Paul Rand’s slim book Thoughts on Design was originally written after World War 2 when he was in his 30s. He hadn’t yet done some of his most iconic work such as the IBM or TV network ABC.
Straight out of the gate it focuses on design and its applicability to the job in hand. My friend Stephen used to talk about designers falling into two categories:
- Idea led designers that focus on the communications problem
- Style-led designers. Their work has a particular look and feel, that might be fashionable (for a while). The Designers Republic as falling into this category
Rand is blunter in his assessment under a section called The Beautiful and The Useful. His point isn’t that they are mutually exclusive. Obeying classical art rules creates useless design unless it addresses the communications. The sad thing is that 70 years later it still needs to be said with the same urgency.

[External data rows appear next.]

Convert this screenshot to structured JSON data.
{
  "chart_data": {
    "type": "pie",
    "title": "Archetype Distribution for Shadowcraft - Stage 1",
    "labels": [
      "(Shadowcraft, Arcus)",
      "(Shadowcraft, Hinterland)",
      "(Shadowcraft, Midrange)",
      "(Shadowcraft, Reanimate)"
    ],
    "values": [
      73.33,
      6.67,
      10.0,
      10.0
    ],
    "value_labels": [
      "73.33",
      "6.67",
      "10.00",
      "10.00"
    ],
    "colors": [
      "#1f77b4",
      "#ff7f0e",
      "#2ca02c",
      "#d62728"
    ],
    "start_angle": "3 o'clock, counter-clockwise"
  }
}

Rand describes the designers challenge as an overlap with strategy and planning functions in agencies. Rand started in agencies a generation before planning emerged as a discipline. Planning started in London advertising agencies. The idea of leaving pre-conceptions out of the process is a keystone of planning and strategy.
Finally, Rand focuses less on typography than one would expect. Instead he focuses on the creative use of space and direction. He viewed debates around the use of typography as an unnecessary distraction. Typography decisions would be resolved by wider thinking on space and direction. Thoughts on Design is surprisingly accessible.